O Janeiro Branco, campanha nacional de conscientização sobre a saúde mental, em entrevista ao site MídiaNews, a profissional reforça um alerta que ainda enfrenta resistência no Brasil: buscar terapia não é sinal de fraqueza. A avaliação é da psicóloga Isabella Souza, do programa de medicina preventiva Viver Bem, da Unimed, que destaca a importância do cuidado psicológico como parte da rotina, e não apenas em momentos de crise.
Segundo a especialista, ainda persiste o estigma de que terapia é algo “para quem está em surto” ou “para quem é fraco”, percepção alimentada por fatores culturais e pela desinformação. “Fomos ensinados a suportar tudo em silêncio e a priorizar a produtividade, esquecendo do bem-estar”, afirma.
Isabella explica que o início do ano costuma ser um período delicado para muitas pessoas. As metas não cumpridas, a comparação com a vida alheia e as cobranças internas e externas aumentam sentimentos de frustração, ansiedade e culpa, o que torna o Janeiro Branco ainda mais simbólico.
Entre os principais fatores que afetam a saúde mental hoje, ela aponta a sobrecarga de trabalho, a insegurança financeira, o excesso de estímulos das telas, a pressão por desempenho e relações fragilizadas. O uso excessivo de redes sociais também contribui para o adoecimento emocional, especialmente quando provoca comparações constantes. “Quanto mais tempo nas telas, mais o cérebro busca dopamina, o que agrava o quadro de ansiedade”, explica.
A psicóloga alerta que tristeza, estresse e ansiedade deixam de ser normais quando passam a ser frequentes, intensos e duradouros, interferindo no sono, no trabalho, nos relacionamentos e na qualidade de vida. Irritabilidade constante, isolamento social, alterações no sono, cansaço extremo, perda de interesse por atividades prazerosas e dificuldade de concentração estão entre os sinais mais comuns de alerta.
Além dos impactos emocionais, Isabella destaca que a falta de cuidado com a saúde mental pode gerar consequências físicas, como problemas hormonais, dores crônicas, distúrbios gastrointestinais, baixa imunidade e alterações de peso. “Não existe separação entre mente e corpo”, afirma.

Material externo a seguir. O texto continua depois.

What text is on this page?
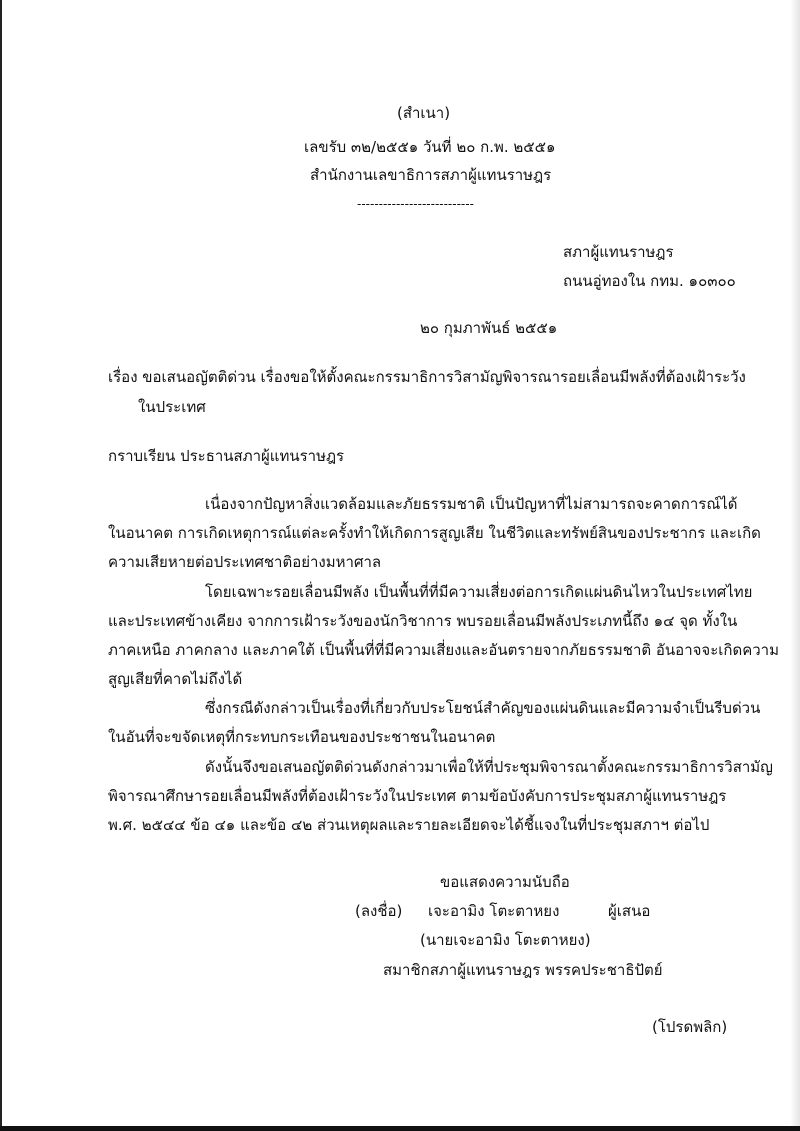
(สำเนา)
เลขรับ ๓๒/๒๕๕๑ วันที่ ๒๐ ก.พ. ๒๕๕๑
สำนักงานเลขาธิการสภาผู้แทนราษฎร
---------------------------
สภาผู้แทนราษฎร
ถนนอู่ทองใน กทม. ๑๐๓๐๐
๒๐ กุมภาพันธ์ ๒๕๕๑
เรื่อง ขอเสนอญัตติด่วน เรื่องขอให้ตั้งคณะกรรมาธิการวิสามัญพิจารณารอยเลื่อนมีพลังที่ต้องเฝ้าระวัง
ในประเทศ
กราบเรียน ประธานสภาผู้แทนราษฎร
เนื่องจากปัญหาสิ่งแวดล้อมและภัยธรรมชาติ เป็นปัญหาที่ไม่สามารถจะคาดการณ์ได้
ในอนาคต การเกิดเหตุการณ์แต่ละครั้งทำให้เกิดการสูญเสีย ในชีวิตและทรัพย์สินของประชากร และเกิด
ความเสียหายต่อประเทศชาติอย่างมหาศาล
โดยเฉพาะรอยเลื่อนมีพลัง เป็นพื้นที่ที่มีความเสี่ยงต่อการเกิดแผ่นดินไหวในประเทศไทย
และประเทศข้างเคียง จากการเฝ้าระวังของนักวิชาการ พบรอยเลื่อนมีพลังประเภทนี้ถึง ๑๔ จุด ทั้งใน
ภาคเหนือ ภาคกลาง และภาคใต้ เป็นพื้นที่ที่มีความเสี่ยงและอันตรายจากภัยธรรมชาติ อันอาจจะเกิดความ
สูญเสียที่คาดไม่ถึงได้
ซึ่งกรณีดังกล่าวเป็นเรื่องที่เกี่ยวกับประโยชน์สำคัญของแผ่นดินและมีความจำเป็นรีบด่วน
ในอันที่จะขจัดเหตุที่กระทบกระเทือนของประชาชนในอนาคต
ดังนั้นจึงขอเสนอญัตติด่วนดังกล่าวมาเพื่อให้ที่ประชุมพิจารณาตั้งคณะกรรมาธิการวิสามัญ
พิจารณาศึกษารอยเลื่อนมีพลังที่ต้องเฝ้าระวังในประเทศ ตามข้อบังคับการประชุมสภาผู้แทนราษฎร
พ.ศ. ๒๕๔๔ ข้อ ๔๑ และข้อ ๔๒ ส่วนเหตุผลและรายละเอียดจะได้ชี้แจงในที่ประชุมสภาฯ ต่อไป
ขอแสดงความนับถือ
(ลงชื่อ) เจะอามิง โตะตาหยง	ผู้เสนอ
(นายเจะอามิง โตะตาหยง)
สมาชิกสภาผู้แทนราษฎร พรรคประชาธิปัตย์
(โปรดพลิก)
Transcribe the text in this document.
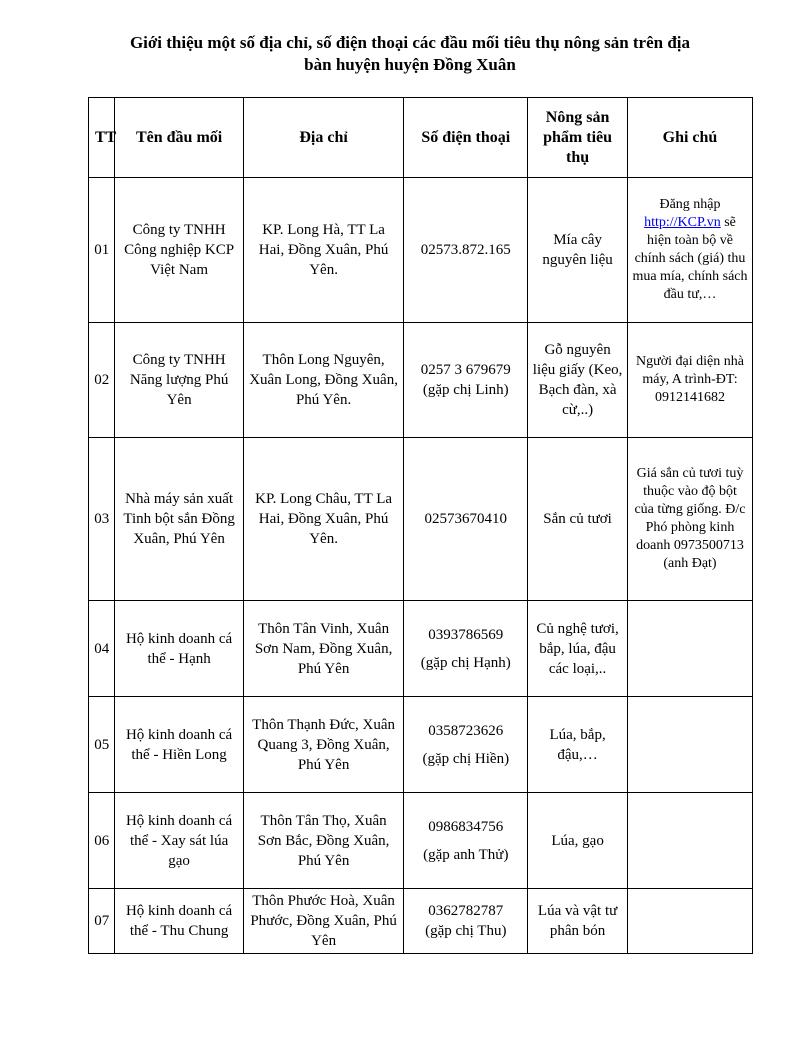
Giới thiệu một số địa chỉ, số điện thoại các đầu mối tiêu thụ nông sản trên địa
bàn huyện huyện Đồng Xuân
TT	Tên đầu mối	Địa chỉ	Số điện thoại	Nông sản phẩm tiêu thụ	Ghi chú
01	Công ty TNHH Công nghiệp KCP Việt Nam	KP. Long Hà, TT La Hai, Đồng Xuân, Phú Yên.	02573.872.165	Mía cây nguyên liệu	Đăng nhập http://KCP.vn sẽ hiện toàn bộ về chính sách (giá) thu mua mía, chính sách đầu tư,…
02	Công ty TNHH Năng lượng Phú Yên	Thôn Long Nguyên, Xuân Long, Đồng Xuân, Phú Yên.	0257 3 679679
(gặp chị Linh)	Gỗ nguyên liệu giấy (Keo, Bạch đàn, xà cừ,..)	Người đại diện nhà máy, A trình-ĐT: 0912141682
03	Nhà máy sản xuất Tinh bột sắn Đồng Xuân, Phú Yên	KP. Long Châu, TT La Hai, Đồng Xuân, Phú Yên.	02573670410	Sắn củ tươi	Giá sắn củ tươi tuỳ thuộc vào độ bột của từng giống. Đ/c Phó phòng kinh doanh 0973500713 (anh Đạt)
04	Hộ kinh doanh cá thể - Hạnh	Thôn Tân Vinh, Xuân Sơn Nam, Đồng Xuân, Phú Yên	0393786569
(gặp chị Hạnh)	Củ nghệ tươi, bắp, lúa, đậu các loại,..	
05	Hộ kinh doanh cá thể - Hiền Long	Thôn Thạnh Đức, Xuân Quang 3, Đồng Xuân, Phú Yên	0358723626
(gặp chị Hiền)	Lúa, bắp, đậu,…	
06	Hộ kinh doanh cá thể - Xay sát lúa gạo	Thôn Tân Thọ, Xuân Sơn Bắc, Đồng Xuân, Phú Yên	0986834756
(gặp anh Thử)	Lúa, gạo	
07	Hộ kinh doanh cá thể - Thu Chung	Thôn Phước Hoà, Xuân Phước, Đồng Xuân, Phú Yên	0362782787
(gặp chị Thu)	Lúa và vật tư phân bón	
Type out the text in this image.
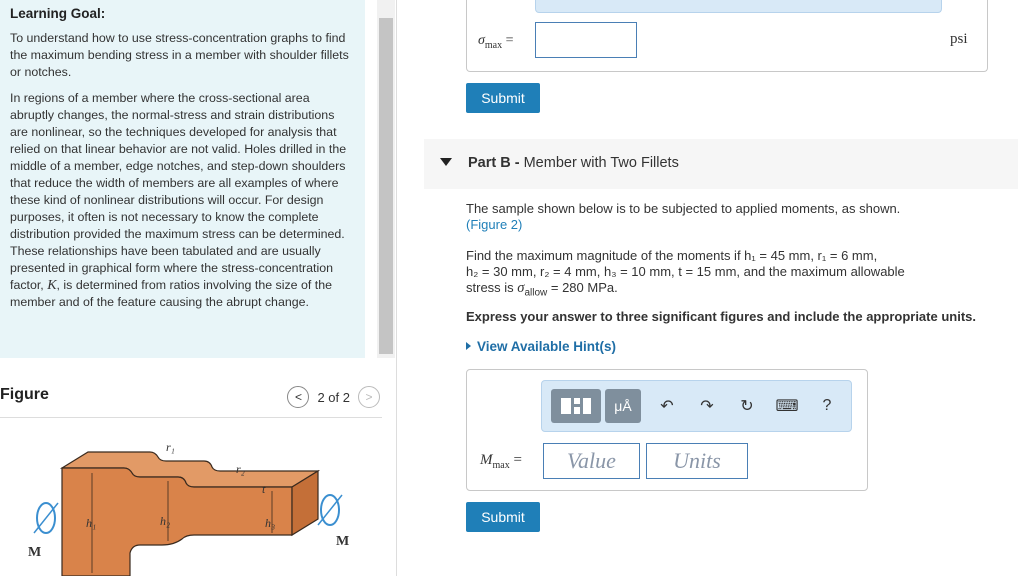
Learning Goal:

To understand how to use stress-concentration graphs to find the maximum bending stress in a member with shoulder fillets or notches.

In regions of a member where the cross-sectional area abruptly changes, the normal-stress and strain distributions are nonlinear, so the techniques developed for analysis that relied on that linear behavior are not valid. Holes drilled in the middle of a member, edge notches, and step-down shoulders that reduce the width of members are all examples of where these kind of nonlinear distributions will occur. For design purposes, it often is not necessary to know the complete distribution provided the maximum stress can be determined. These relationships have been tabulated and are usually presented in graphical form where the stress-concentration factor, K, is determined from ratios involving the size of the member and of the feature causing the abrupt change.

Figure	< 2 of 2 >
r₁
r₂
t
h₁	h₂	h₃
M
M
$\sigma_{max}$ =	psi
Submit
Part B - Member with Two Fillets
The sample shown below is to be subjected to applied moments, as shown.
(Figure 2)
Find the maximum magnitude of the moments if h₁ = 45 mm, r₁ = 6 mm,
h₂ = 30 mm, r₂ = 4 mm, h₃ = 10 mm, t = 15 mm, and the maximum allowable
stress is $\sigma_{allow} = 280$ MPa.
Express your answer to three significant figures and include the appropriate units.
View Available Hint(s)
μÅ ↶ ↷ ↻ ⌨ ?
$M_{max}$ =	Value	Units
Submit
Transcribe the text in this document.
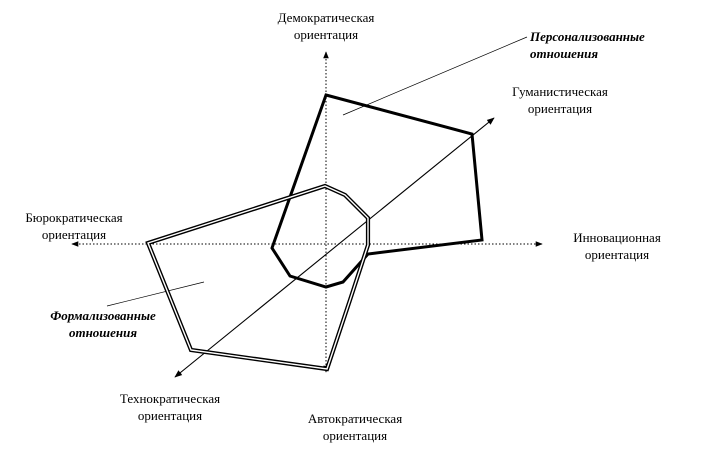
Демократическая
ориентация
Гуманистическая
ориентация
Инновационная
ориентация
Автократическая
ориентация
Технократическая
ориентация
Бюрократическая
ориентация
Персонализованные
отношения
Формализованные
отношения
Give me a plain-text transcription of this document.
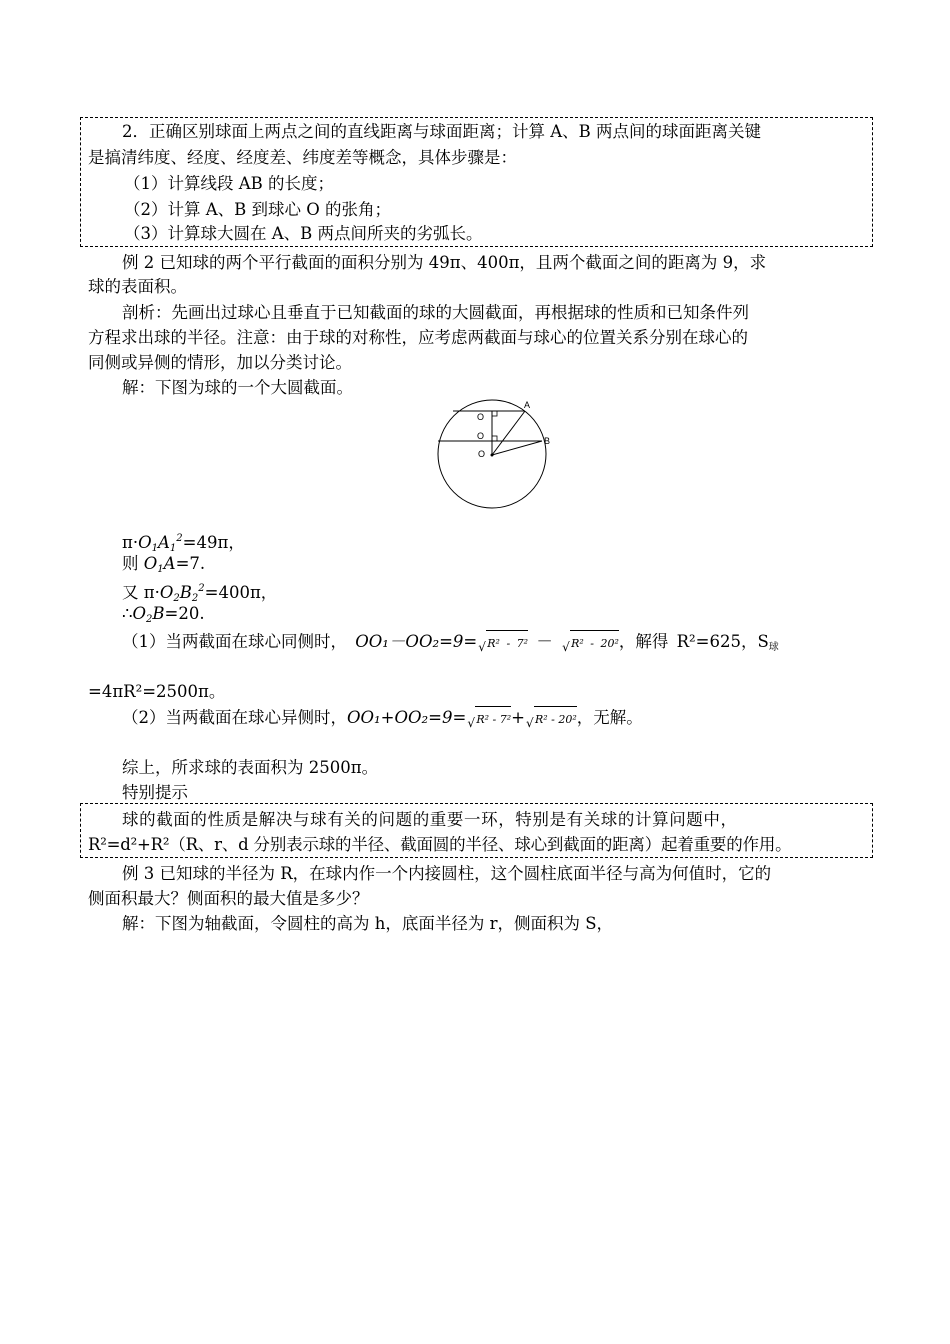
2．正确区别球面上两点之间的直线距离与球面距离；计算 A、B 两点间的球面距离关键
是搞清纬度、经度、经度差、纬度差等概念，具体步骤是：
（1）计算线段 AB 的长度；
（2）计算 A、B 到球心 O 的张角；
（3）计算球大圆在 A、B 两点间所夹的劣弧长。
例 2 已知球的两个平行截面的面积分别为 49π、400π，且两个截面之间的距离为 9，求
球的表面积。
剖析：先画出过球心且垂直于已知截面的球的大圆截面，再根据球的性质和已知条件列
方程求出球的半径。注意：由于球的对称性，应考虑两截面与球心的位置关系分别在球心的
同侧或异侧的情形，加以分类讨论。
解：下图为球的一个大圆截面。
A
B
O
O
O
$\pi\cdot O_1A_1^2=49\pi$，
则 $O_1A=7$.
又 $\pi\cdot O_2B_2^2=400\pi$，
$\therefore O_2B=20$.
（1）当两截面在球心同侧时， OO₁－OO₂=9= √ R² - 7² － √ R² - 20²，解得 R²=625，$S_球$
=4πR²=2500π。
（2）当两截面在球心异侧时，OO₁+OO₂=9= √ R² - 7²+ √ R² - 20²，无解。
综上，所求球的表面积为 2500π。
特别提示
球的截面的性质是解决与球有关的问题的重要一环，特别是有关球的计算问题中，
R²=d²+R²（R、r、d 分别表示球的半径、截面圆的半径、球心到截面的距离）起着重要的作用。
例 3 已知球的半径为 R，在球内作一个内接圆柱，这个圆柱底面半径与高为何值时，它的
侧面积最大？侧面积的最大值是多少？
解：下图为轴截面，令圆柱的高为 h，底面半径为 r，侧面积为 S，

Como forma de prevenção, ela recomenda hábitos simples no dia a dia, como priorizar o sono, reduzir estímulos à noite, respeitar limites, fazer pausas, manter atividade física regular, diminuir a autocrítica e buscar ajuda profissional sempre que necessário.
Para a psicóloga, autocuidado não é luxo, mas necessidade. “Cuidar da saúde mental é prevenção. Quando a pessoa procura ajuda só no limite, o custo emocional e físico é muito maior”, conclui.